Socks and stockings have a bad tendency to wear through the heels and rip at the toes. That fact is true today same as it was hundreds of years ago. Add on the harsher soaps and hand scrubbing necessary to clean, socks from the past suffered worse than the modern variety. Dashing off to Walmart for a bargain-priced bag of Hanes to replace was not possible, so for the thrifty household, repairing the rip was the preferred option.

Darning a sock may seem easy enough, but the potential for stabbing fingers was not only highly probable and undesirable, blood stains definitely messed up the hope of salvaging the garment. Sock darners have been around since the 1700s in the forms seen above. Early varieties were round or oval shaped without a handle (see the wood example above top right). Obviously the handle made it much easier to grasp onto while stretching the fabric taut over the wide, firm bulb end.

Simplest sock darners were made of hardwoods (boxwood, maple, apple, and elm) polished and smoothed. Higher quality sock darners were made of glass, pottery, and porcelain, some with silver handles.
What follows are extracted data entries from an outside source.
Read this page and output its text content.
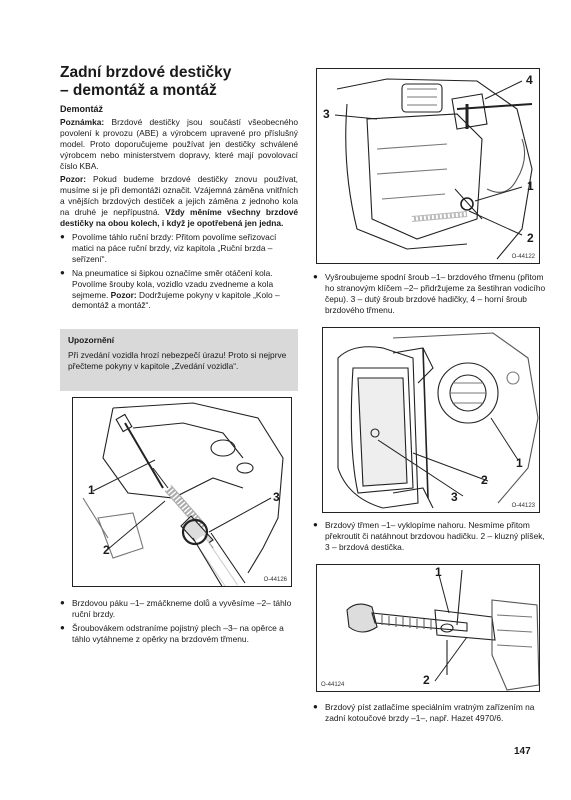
Zadní brzdové destičky
– demontáž a montáž
Demontáž
Poznámka: Brzdové destičky jsou součástí všeobecného povolení k provozu (ABE) a výrobcem upravené pro příslušný model. Proto doporučujeme používat jen destičky schválené výrobcem nebo ministerstvem dopravy, které mají povolovací číslo KBA.
Pozor: Pokud budeme brzdové destičky znovu používat, musíme si je při demontáži označit. Vzájemná záměna vnitřních a vnějších brzdových destiček a jejich záměna z jednoho kola na druhé je nepřípustná. Vždy měníme všechny brzdové destičky na obou kolech, i když je opotřebená jen jedna.
● Povolíme táhlo ruční brzdy: Přitom povolíme seřizovací matici na páce ruční brzdy, viz kapitola „Ruční brzda – seřízení“.
● Na pneumatice si šipkou označíme směr otáčení kola. Povolíme šrouby kola, vozidlo vzadu zvedneme a kola sejmeme. Pozor: Dodržujeme pokyny v kapitole „Kolo – demontáž a montáž“.
Upozornění
Při zvedání vozidla hrozí nebezpečí úrazu! Proto si nejprve přečteme pokyny v kapitole „Zvedání vozidla“.
1
2
3
O-44126
● Brzdovou páku –1– zmáčkneme dolů a vyvěsíme –2– táhlo ruční brzdy.
● Šroubovákem odstraníme pojistný plech –3– na opěrce a táhlo vytáhneme z opěrky na brzdovém třmenu.
3
4
1
2
O-44122
● Vyšroubujeme spodní šroub –1– brzdového třmenu (přitom ho stranovým klíčem –2– přidržujeme za šestihran vodicího čepu). 3 – dutý šroub brzdové hadičky, 4 – horní šroub brzdového třmenu.
1
2
3
O-44123
● Brzdový třmen –1– vyklopíme nahoru. Nesmíme přitom překroutit či natáhnout brzdovou hadičku. 2 – kluzný plíšek, 3 – brzdová destička.
1
2
O-44124
● Brzdový píst zatlačíme speciálním vratným zařízením na zadní kotoučové brzdy –1–, např. Hazet 4970/6.
147
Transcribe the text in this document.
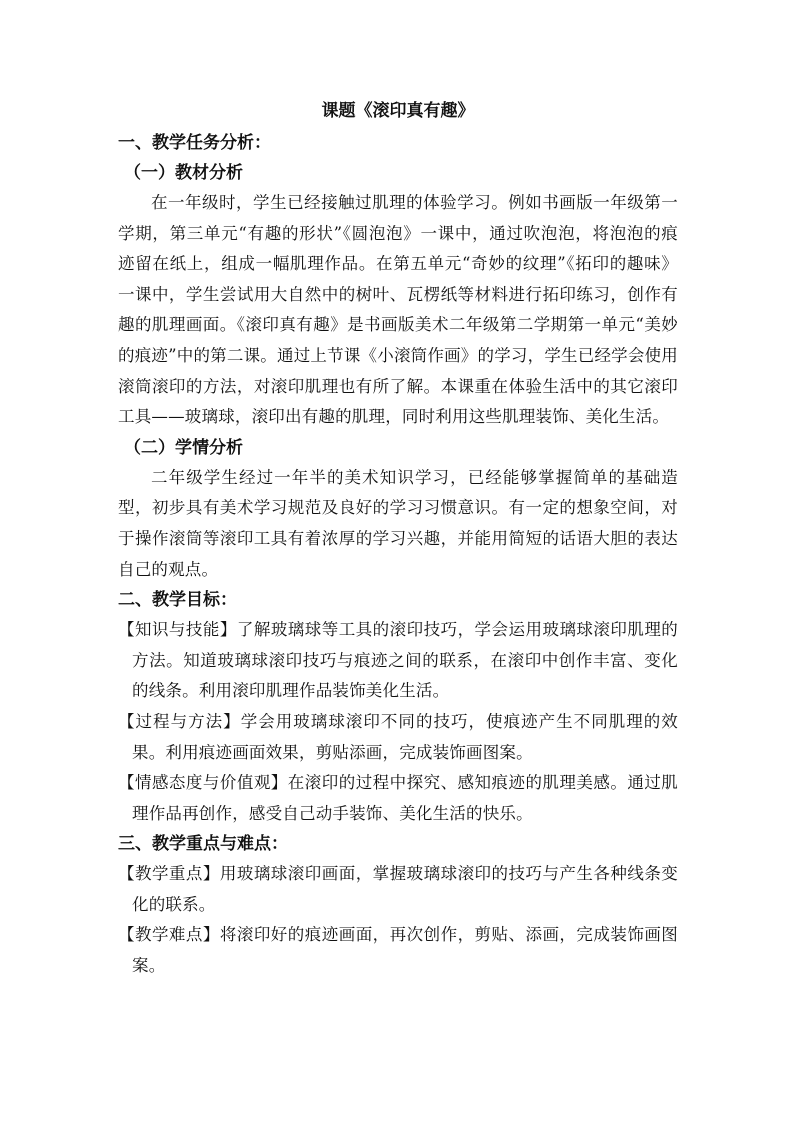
课题《滚印真有趣》
一、教学任务分析：
（一）教材分析

在一年级时，学生已经接触过肌理的体验学习。例如书画版一年级第一学期，第三单元“有趣的形状”《圆泡泡》一课中，通过吹泡泡，将泡泡的痕迹留在纸上，组成一幅肌理作品。在第五单元“奇妙的纹理”《拓印的趣味》一课中，学生尝试用大自然中的树叶、瓦楞纸等材料进行拓印练习，创作有趣的肌理画面。《滚印真有趣》是书画版美术二年级第二学期第一单元“美妙的痕迹”中的第二课。通过上节课《小滚筒作画》的学习，学生已经学会使用滚筒滚印的方法，对滚印肌理也有所了解。本课重在体验生活中的其它滚印工具——玻璃球，滚印出有趣的肌理，同时利用这些肌理装饰、美化生活。

（二）学情分析

二年级学生经过一年半的美术知识学习，已经能够掌握简单的基础造型，初步具有美术学习规范及良好的学习习惯意识。有一定的想象空间，对于操作滚筒等滚印工具有着浓厚的学习兴趣，并能用简短的话语大胆的表达自己的观点。

二、教学目标：

【知识与技能】了解玻璃球等工具的滚印技巧，学会运用玻璃球滚印肌理的方法。知道玻璃球滚印技巧与痕迹之间的联系，在滚印中创作丰富、变化的线条。利用滚印肌理作品装饰美化生活。

【过程与方法】学会用玻璃球滚印不同的技巧，使痕迹产生不同肌理的效果。利用痕迹画面效果，剪贴添画，完成装饰画图案。

【情感态度与价值观】在滚印的过程中探究、感知痕迹的肌理美感。通过肌理作品再创作，感受自己动手装饰、美化生活的快乐。

三、教学重点与难点：

【教学重点】用玻璃球滚印画面，掌握玻璃球滚印的技巧与产生各种线条变化的联系。

【教学难点】将滚印好的痕迹画面，再次创作，剪贴、添画，完成装饰画图案。
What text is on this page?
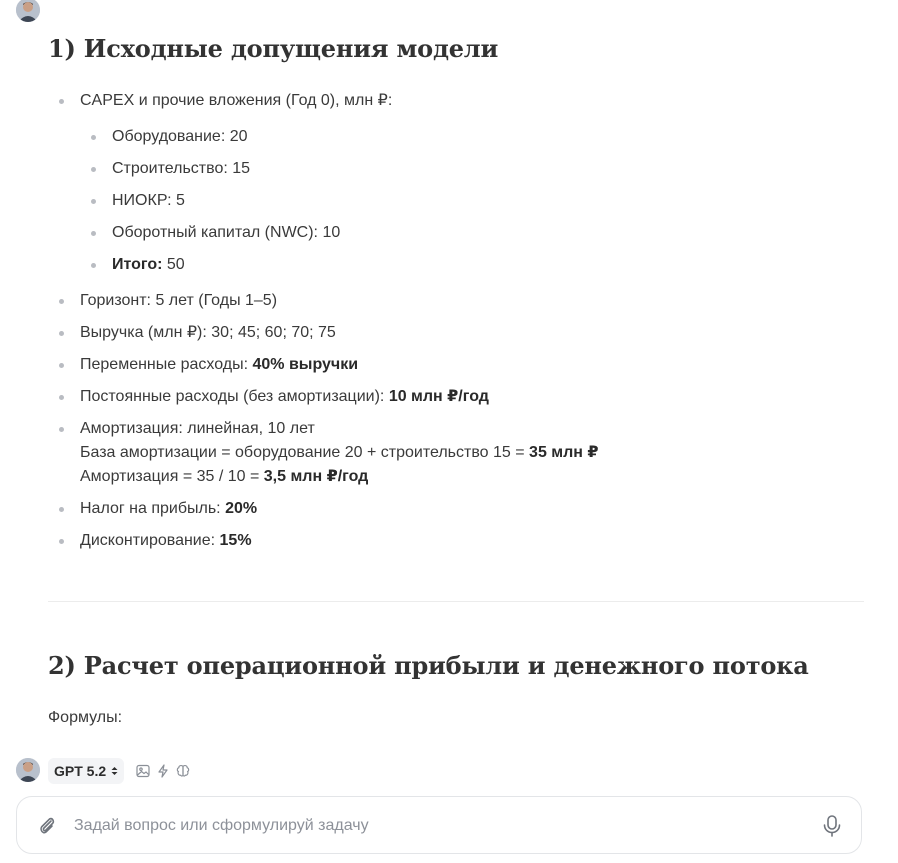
1) Исходные допущения модели
CAPEX и прочие вложения (Год 0), млн ₽:
Оборудование: 20
Строительство: 15
НИОКР: 5
Оборотный капитал (NWC): 10
Итого: 50
Горизонт: 5 лет (Годы 1–5)
Выручка (млн ₽): 30; 45; 60; 70; 75
Переменные расходы: 40% выручки
Постоянные расходы (без амортизации): 10 млн ₽/год
Амортизация: линейная, 10 лет
База амортизации = оборудование 20 + строительство 15 = 35 млн ₽
Амортизация = 35 / 10 = 3,5 млн ₽/год
Налог на прибыль: 20%
Дисконтирование: 15%
2) Расчет операционной прибыли и денежного потока
Формулы:
GPT 5.2
Задай вопрос или сформулируй задачу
As a fun side note, darning was a part of most post cultures and in many ways a lost art. Ladies from a very young age were taught the best techniques of net darning, pattern darning, and needle weaving to repair a ripped or unraveled sock or stocking so that the darned seams could not be seen or felt when worn. Another reason to have a sock darner that was familiar and comfortable to use.



Sharon Lathan

Sharon Lathan is the best-selling author of The Darcy Saga, a ten-volume sequel series to Jane Austen’s Pride & Prejudice.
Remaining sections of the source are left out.